The University of Vermont's Independent Voice Since 1883

The Vermont Cynic

The University of Vermont's Independent Voice Since 1883

The Vermont Cynic

The University of Vermont's Independent Voice Since 1883

The Vermont Cynic

Embracing our emotions, both the positive and the negative

Embracing+our+emotions%2C+both+the+positive+and+the+negative
Zoё Obenza-Bridges

Happiness feels good. 

When we feel discouraged, we are constantly told to maintain hope for the future and are assured that everything will work out in the end. 

Realistically, however, it isn’t always useful to see the world through rose-colored glasses. 

Not only does the media constantly showcase the crumbling state of the world, reminding us of the latest tragedies in two-minute increments, but as college students we also feel the stress and pressure that is a result of countless assignments, deadlines and responsibilities. 

With all these factors, an individual may feel sadness, guilt or even anger. 

Individuals tend to place judgment on these negative feelings and label them as bad or inappropriate, according to an April 21 New York Times article.

It’s time to stop shying away from feeling darker emotions and thoughts. We must accept and admire these sentiments within us, even using them to strengthen humanity. 

The darker side of human emotion is represented in the concept of the Jungian Shadow. 

Psychologist Carl Jung labels internal human feelings such as guilt and disgust as existing in “the Shadow.” One’s shadow self is composed of emotions and thoughts that are generally unacceptable in society according to an Aug. 2015 article by The Society of Analytical Psychology.

The shadow self, in its deepest definition, is the part of us that we have no wish to recognize or align ourselves with, according to the article. 

Though the shadow self is obviously not an anatomical part of the body, it gives residence to the part of us with which we feel the need to mask unpleasant emotions. 

Instead of expressing these emotions, we cover them up with smiles and distract ourselves so that we “feel better.”

Though we repress and reject the parts of our identity that are labeled as our shadow self, they are still a part of our unconscious mind and remain a core piece of our sense of self, according to an Aug. 1 Cleveland Clinic article.

Our shadow self also represents the parts of our personality that we perceive as our weaknesses and how we mask them. This could look like being extremely generous due to the fear of possessing selfish tendencies, according to the Cleveland Clinic article. 

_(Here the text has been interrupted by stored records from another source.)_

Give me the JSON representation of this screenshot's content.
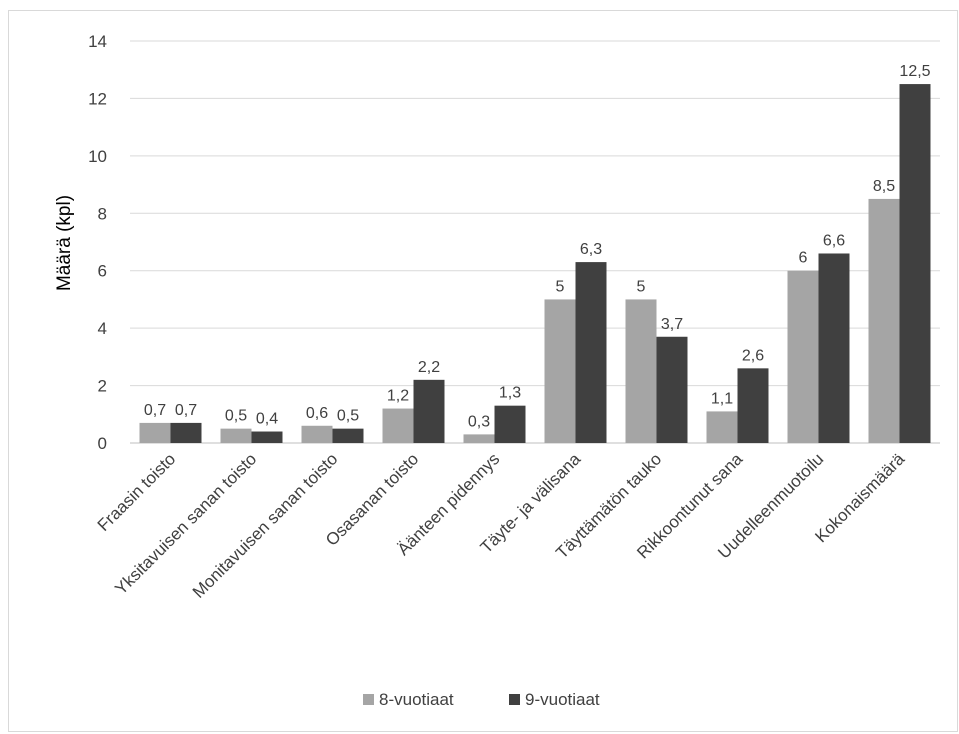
{
  "chart_data": {
    "type": "bar",
    "title": "",
    "xlabel": "",
    "ylabel": "Määrä (kpl)",
    "ylim": [
      0,
      14
    ],
    "yticks": [
      0,
      2,
      4,
      6,
      8,
      10,
      12,
      14
    ],
    "grid": true,
    "legend_position": "bottom",
    "categories": [
      "Fraasin toisto",
      "Yksitavuisen sanan toisto",
      "Monitavuisen sanan toisto",
      "Osasanan toisto",
      "Äänteen pidennys",
      "Täyte- ja välisana",
      "Täyttämätön tauko",
      "Rikkoontunut sana",
      "Uudelleenmuotoilu",
      "Kokonaismäärä"
    ],
    "series": [
      {
        "name": "8-vuotiaat",
        "color": "#a5a5a5",
        "values": [
          0.7,
          0.5,
          0.6,
          1.2,
          0.3,
          5,
          5,
          1.1,
          6,
          8.5
        ],
        "labels": [
          "0,7",
          "0,5",
          "0,6",
          "1,2",
          "0,3",
          "5",
          "5",
          "1,1",
          "6",
          "8,5"
        ]
      },
      {
        "name": "9-vuotiaat",
        "color": "#404040",
        "values": [
          0.7,
          0.4,
          0.5,
          2.2,
          1.3,
          6.3,
          3.7,
          2.6,
          6.6,
          12.5
        ],
        "labels": [
          "0,7",
          "0,4",
          "0,5",
          "2,2",
          "1,3",
          "6,3",
          "3,7",
          "2,6",
          "6,6",
          "12,5"
        ]
      }
    ]
  }
}
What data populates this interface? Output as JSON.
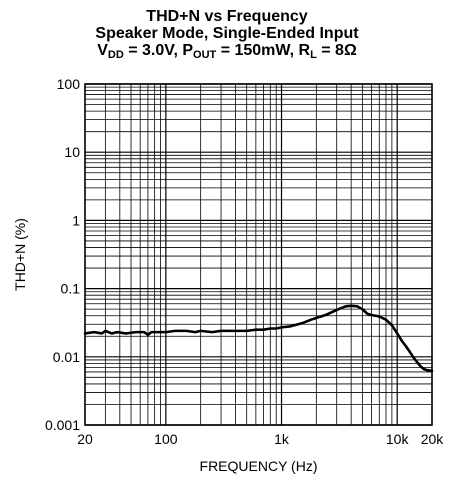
{
  "title": {
    "line1": "THD+N vs Frequency",
    "line2": "Speaker Mode, Single-Ended Input",
    "line3": {
      "v": "V",
      "v_sub": "DD",
      "v_eq": " = 3.0V, P",
      "p_sub": "OUT",
      "p_eq": " = 150mW, R",
      "r_sub": "L",
      "r_eq": " = 8Ω"
    }
  },
  "chart_data": {
    "type": "line",
    "xlabel": "FREQUENCY (Hz)",
    "ylabel": "THD+N (%)",
    "xscale": "log",
    "yscale": "log",
    "xlim": [
      20,
      20000
    ],
    "ylim": [
      0.001,
      100
    ],
    "grid": true,
    "xticks": [
      {
        "value": 20,
        "label": "20"
      },
      {
        "value": 100,
        "label": "100"
      },
      {
        "value": 1000,
        "label": "1k"
      },
      {
        "value": 10000,
        "label": "10k"
      },
      {
        "value": 20000,
        "label": "20k"
      }
    ],
    "yticks": [
      {
        "value": 100,
        "label": "100"
      },
      {
        "value": 10,
        "label": "10"
      },
      {
        "value": 1,
        "label": "1"
      },
      {
        "value": 0.1,
        "label": "0.1"
      },
      {
        "value": 0.01,
        "label": "0.01"
      },
      {
        "value": 0.001,
        "label": "0.001"
      }
    ],
    "series": [
      {
        "color": "#000000",
        "x": [
          20,
          24,
          28,
          30,
          34,
          38,
          45,
          55,
          65,
          70,
          75,
          85,
          100,
          120,
          150,
          180,
          200,
          250,
          300,
          400,
          500,
          600,
          700,
          800,
          900,
          1000,
          1200,
          1500,
          1800,
          2000,
          2400,
          2800,
          3200,
          3600,
          4000,
          4500,
          5000,
          5500,
          6000,
          7000,
          8000,
          9000,
          10000,
          11000,
          12000,
          13000,
          14000,
          15000,
          16000,
          17000,
          18000,
          20000
        ],
        "y": [
          0.022,
          0.023,
          0.022,
          0.024,
          0.022,
          0.023,
          0.022,
          0.023,
          0.023,
          0.021,
          0.023,
          0.023,
          0.023,
          0.024,
          0.024,
          0.023,
          0.024,
          0.023,
          0.024,
          0.024,
          0.024,
          0.025,
          0.025,
          0.026,
          0.026,
          0.027,
          0.028,
          0.031,
          0.035,
          0.037,
          0.041,
          0.046,
          0.051,
          0.055,
          0.056,
          0.055,
          0.05,
          0.043,
          0.041,
          0.039,
          0.035,
          0.029,
          0.022,
          0.017,
          0.014,
          0.0115,
          0.0095,
          0.0082,
          0.0072,
          0.0066,
          0.0064,
          0.0062
        ]
      }
    ]
  }
}
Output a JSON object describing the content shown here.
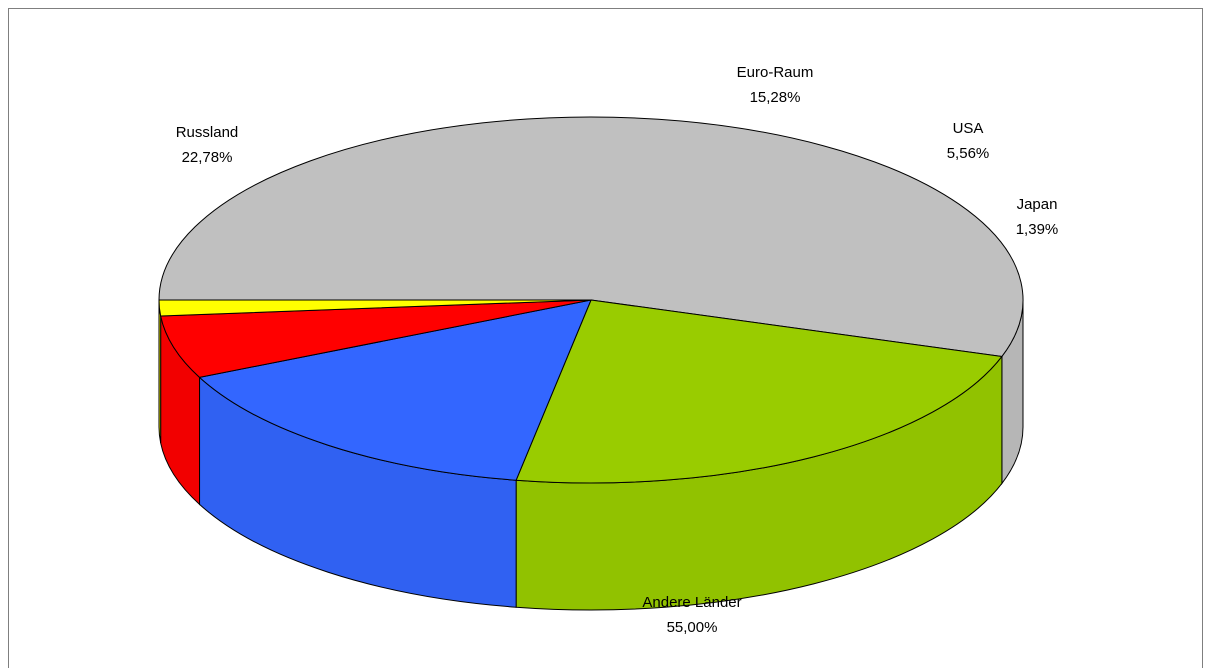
{
  "chart_data": {
    "type": "pie",
    "style": "3d",
    "title": "",
    "slices": [
      {
        "label": "Andere Länder",
        "value": 55.0,
        "value_label": "55,00%",
        "color": "#c0c0c0"
      },
      {
        "label": "Russland",
        "value": 22.78,
        "value_label": "22,78%",
        "color": "#99cc00"
      },
      {
        "label": "Euro-Raum",
        "value": 15.28,
        "value_label": "15,28%",
        "color": "#3366ff"
      },
      {
        "label": "USA",
        "value": 5.56,
        "value_label": "5,56%",
        "color": "#ff0000"
      },
      {
        "label": "Japan",
        "value": 1.39,
        "value_label": "1,39%",
        "color": "#ffff00"
      }
    ]
  }
}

To think that each of us possess internal doubts and conflicts within us that we refuse to acknowledge should be reason enough for humanity as a whole to recognize that negative-feeling emotions are a completely normal part of life. 

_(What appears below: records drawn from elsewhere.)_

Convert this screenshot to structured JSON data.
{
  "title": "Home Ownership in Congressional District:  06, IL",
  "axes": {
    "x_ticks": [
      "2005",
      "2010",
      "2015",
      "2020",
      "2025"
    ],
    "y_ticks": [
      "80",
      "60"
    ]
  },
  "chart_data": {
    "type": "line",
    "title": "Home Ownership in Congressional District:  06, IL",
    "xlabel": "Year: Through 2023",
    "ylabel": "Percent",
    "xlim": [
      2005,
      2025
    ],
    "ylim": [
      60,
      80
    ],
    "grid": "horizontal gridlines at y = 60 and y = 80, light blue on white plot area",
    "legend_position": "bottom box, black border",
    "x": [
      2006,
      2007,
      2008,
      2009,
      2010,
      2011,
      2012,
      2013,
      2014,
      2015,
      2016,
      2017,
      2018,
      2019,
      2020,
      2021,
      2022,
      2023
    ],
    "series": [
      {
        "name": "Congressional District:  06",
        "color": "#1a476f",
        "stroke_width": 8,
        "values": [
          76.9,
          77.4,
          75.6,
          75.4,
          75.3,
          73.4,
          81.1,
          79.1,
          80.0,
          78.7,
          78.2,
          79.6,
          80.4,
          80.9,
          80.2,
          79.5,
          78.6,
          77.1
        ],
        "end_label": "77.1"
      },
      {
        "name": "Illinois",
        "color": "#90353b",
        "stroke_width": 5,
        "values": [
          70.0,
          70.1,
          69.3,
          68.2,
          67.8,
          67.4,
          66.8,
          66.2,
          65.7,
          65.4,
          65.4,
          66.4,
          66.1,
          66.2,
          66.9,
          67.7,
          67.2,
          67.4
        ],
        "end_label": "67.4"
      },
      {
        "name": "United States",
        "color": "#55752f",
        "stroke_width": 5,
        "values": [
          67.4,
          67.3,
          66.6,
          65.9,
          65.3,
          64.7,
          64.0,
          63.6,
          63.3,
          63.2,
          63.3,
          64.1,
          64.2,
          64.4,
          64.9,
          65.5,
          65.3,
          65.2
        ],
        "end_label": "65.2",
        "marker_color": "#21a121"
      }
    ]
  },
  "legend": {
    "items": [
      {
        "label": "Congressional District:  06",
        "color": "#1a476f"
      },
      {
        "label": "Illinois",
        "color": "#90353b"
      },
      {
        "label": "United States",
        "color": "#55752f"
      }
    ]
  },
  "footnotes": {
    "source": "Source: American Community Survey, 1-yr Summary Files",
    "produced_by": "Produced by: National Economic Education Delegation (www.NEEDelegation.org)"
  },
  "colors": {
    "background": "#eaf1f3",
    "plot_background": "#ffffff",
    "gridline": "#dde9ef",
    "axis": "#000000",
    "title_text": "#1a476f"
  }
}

Attempting to ignore this common darkness that exists in all of us wastes an opportunity for connection and support, something that this world truly needs. 

The complexities of our inner dialogue, fears and unpleasant emotions don’t have to be something that is shameful. 

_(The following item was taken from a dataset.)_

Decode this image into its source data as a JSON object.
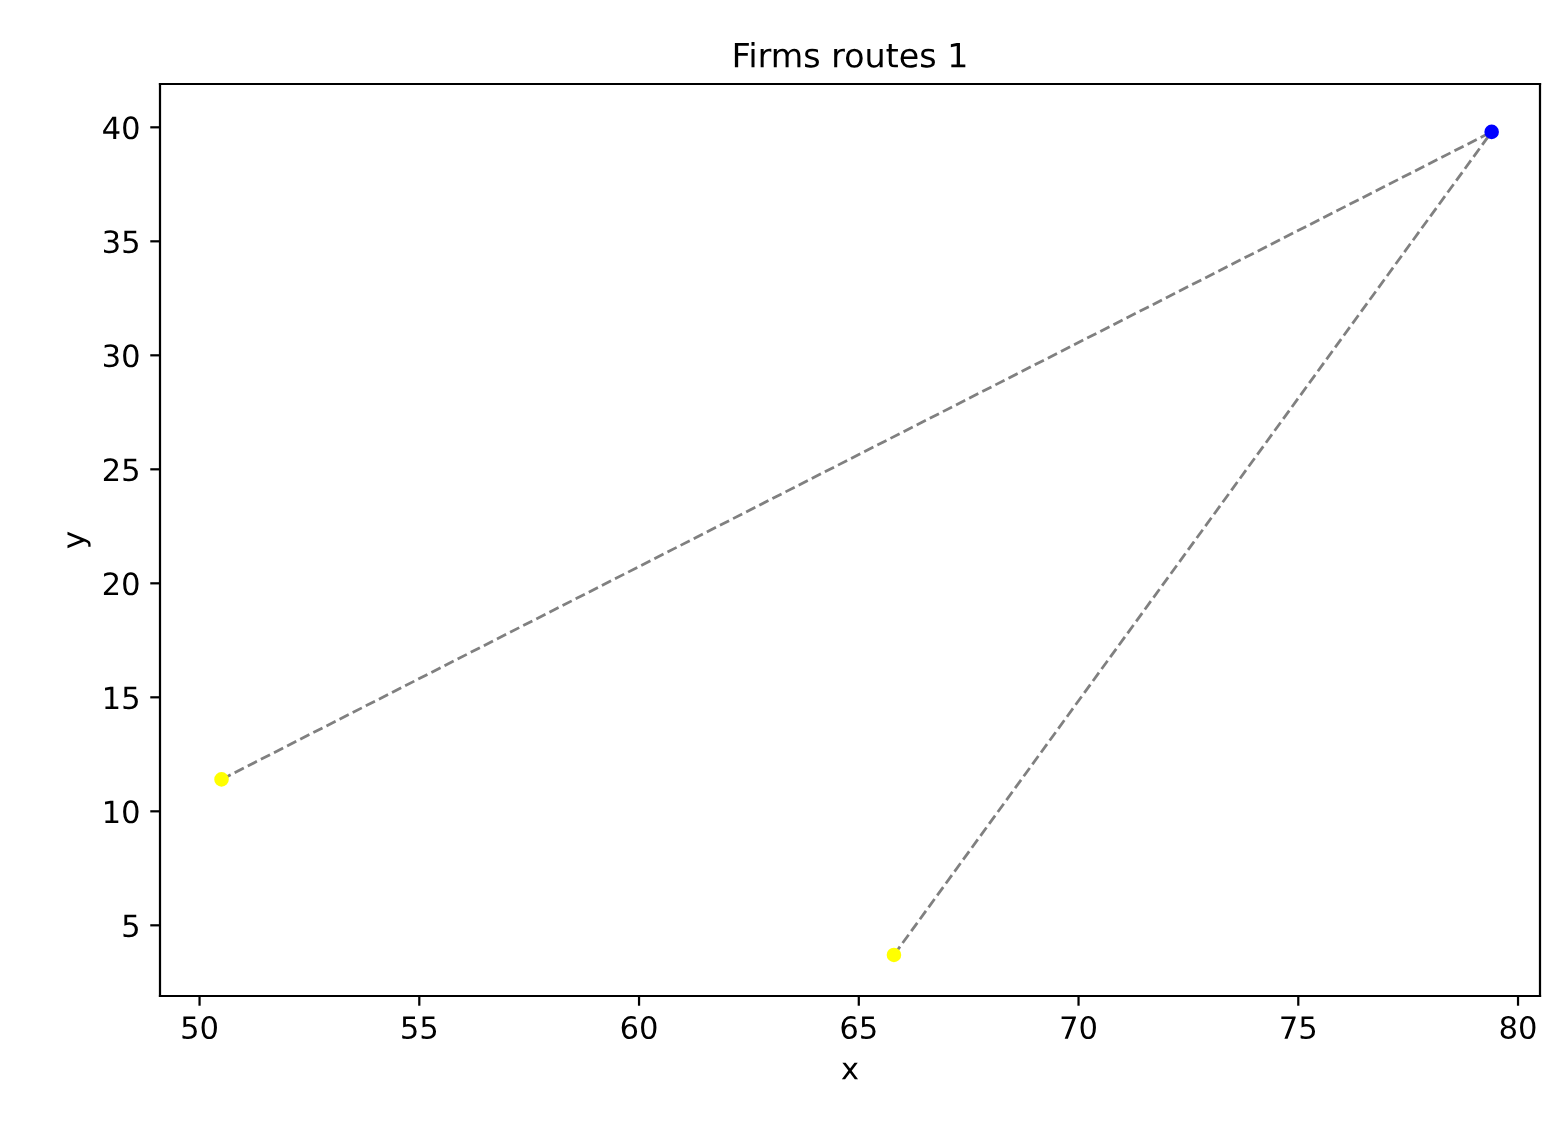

Sometimes, there is little value in covering grief, anger and sadness by attempting to distract ourselves with funny TV shows, scrolling endlessly on TikTok or working to “shake it off” instead of validating our feelings and thoughts, no matter how scary they are.

Toxic positivity dismisses negative emotions rather than affirming them, often being perceived as lacking empathy, according to a Sept. 8, 2021 UW Medicine article.

Though toxic positivity doesn’t usually come from a place of intentional harm, it can make individuals feel like they are being “shut down” whenever they discuss negative emotions, according to the UW Medicine article. 

By labeling certain emotions as bad, both the negative emotions themselves and the judgments we have against them compile, and result in an increased risk of depression and anxiety, according to the New York Times article.

We can grow from sitting with unpleasant emotions or sharing our feelings, even if they don’t fit what society pins as acceptable. 

The adverse experiences and struggles that we undergo allow us to exhibit more authentic compassion and effective empathy tendencies, according to a 2016 American Psychological Association study.

In other words, individual or even community-wide struggles increase our strength in connecting with others. 

It is no surprise that we all have a tangled sense of negativity within us. 

Awful events of injustice, chaos and horrible disasters seem to be never-ending and feel completely out of our individual control. It is more than normal to feel the heaviness of hopelessness and grief. 

Happiness is valid. Anger, sadness and pessimism that contain no optimistic or hopeful rebuttal are just as valid. 

Not every part of ourselves will fit the pretty picture aligned with being eternally grateful or  living our lives in a way that emphasizes fulfillment and abundance.  

Repressing the negative and doubtful parts of ourselves won’t produce connections and change in the same way as acknowledging the universal struggles that are part of the human experience. 

It is inspiring to see Gen Z talk about negative emotions and mental health in general. 

In describing their current health and well-being, only 15% of Gen Z aged 18-26 reported having “excellent” mental health, according to a Sept. 14 CNN article.

It is so validating to know that others are going through similar struggles. 

Internal honesty and honesty with others regarding emotions, both positive and negative, could bring much constructive conversation and connection. 

There’s no shame in our complicated or negative emotions. Feeling and accepting them could truly bring so much light.